In other news, at least 66% of statistics are made up. No, wait - it should be a little higher now.

Note: If you're viewing this on IE8 or below, this probably makes no sense, as I've not included excanvas here. It is supported for IE8 with excanvas (but not less than IE8). One gotcha with IE is that block-level elements such as canvas don't work inside <p> elements. But you know you want to get a better browser... And why not get one with webgl support while you're at it?

The code for piefull can be found here

Wednesday 6 April 2011

xmlcmd: adding an --xml option, one command at a time

In my last post, I wrote some thoughts on how using the text based meta-language[1] of regular expressions to filter and manipulate structured data from UNIX commands was not fully exploiting the jigsaw-puzzle approach of 'the unix philosophy'[2], and that XPath (and by implication XML) provided an alternative where structured data on the command line was concerned.[3]

I also mentioned how great things could be if, like subversion, every POSIX command line tool had an --xml switch which could output XML. (There are many programs with XML output, but the main POSIX ones[4] don't have this as an option)

Here's one I made earlier

I was always aware of the danger of overstating the case, but sometimes that can be helpful. Or at least fun. And I'd already started prototyping something which looked fun, dangerous, and potentially useful. This is intended to be illustrative rather than a serious suggestion, but there might be many other cases where the concepts can be used more seriously.

1. Add a path

There isn't any magic to what we're doing in adding --xml options, and we're not touching the original programs. We're just using the fact that the PATH in POSIX operating systems contains an ordered list of entries, and we're simply inserting a 'hook' early on in the path which can catch and redirect certain formats of command, while transparently forwarding others.

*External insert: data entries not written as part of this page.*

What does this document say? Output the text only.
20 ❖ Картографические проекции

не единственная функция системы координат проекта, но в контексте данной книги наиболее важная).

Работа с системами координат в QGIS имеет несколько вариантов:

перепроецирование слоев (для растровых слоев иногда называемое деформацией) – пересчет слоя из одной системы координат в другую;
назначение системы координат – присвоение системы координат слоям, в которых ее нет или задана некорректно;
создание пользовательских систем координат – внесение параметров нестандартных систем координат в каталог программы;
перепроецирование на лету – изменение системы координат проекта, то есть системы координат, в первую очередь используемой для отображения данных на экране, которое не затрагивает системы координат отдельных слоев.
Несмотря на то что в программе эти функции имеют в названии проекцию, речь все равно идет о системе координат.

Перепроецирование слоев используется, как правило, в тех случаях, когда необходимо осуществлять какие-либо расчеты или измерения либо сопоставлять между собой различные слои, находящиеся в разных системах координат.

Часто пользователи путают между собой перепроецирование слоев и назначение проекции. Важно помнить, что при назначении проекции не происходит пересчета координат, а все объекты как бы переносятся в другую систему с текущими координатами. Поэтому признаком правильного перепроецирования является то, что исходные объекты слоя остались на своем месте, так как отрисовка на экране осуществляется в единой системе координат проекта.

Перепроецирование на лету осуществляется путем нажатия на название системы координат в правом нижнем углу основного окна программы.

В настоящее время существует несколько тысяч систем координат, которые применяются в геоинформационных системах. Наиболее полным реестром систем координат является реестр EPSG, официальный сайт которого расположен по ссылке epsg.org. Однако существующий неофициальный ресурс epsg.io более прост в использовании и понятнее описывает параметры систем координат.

I tend to have a ~/bin directory on my path anyway (keeping good care that it is only writable by myself) - so I'm already set, but if not, you'll need a directory which appears first on the PATH.

ben$ mkdir -p ~/bin
add that path to the start of your login path (e.g. in .bashrc or .bash_profile):
export PATH=$HOME/bin:$PATH
Once that is done, anything in that directory will be run in preference to anything else. Put an 'ls' file in there something like the following:
#!/usr/bin/env python
print("These are not the files you're looking for")
make it executable (chmod +x ~/bin/ls) and you won't be able to run 'ls' anymore. Except you are running it, it's just a different ls, and not doing anything particularly helpful. You can always run the original ls with a fully specified path (or try using $(whereis ls)).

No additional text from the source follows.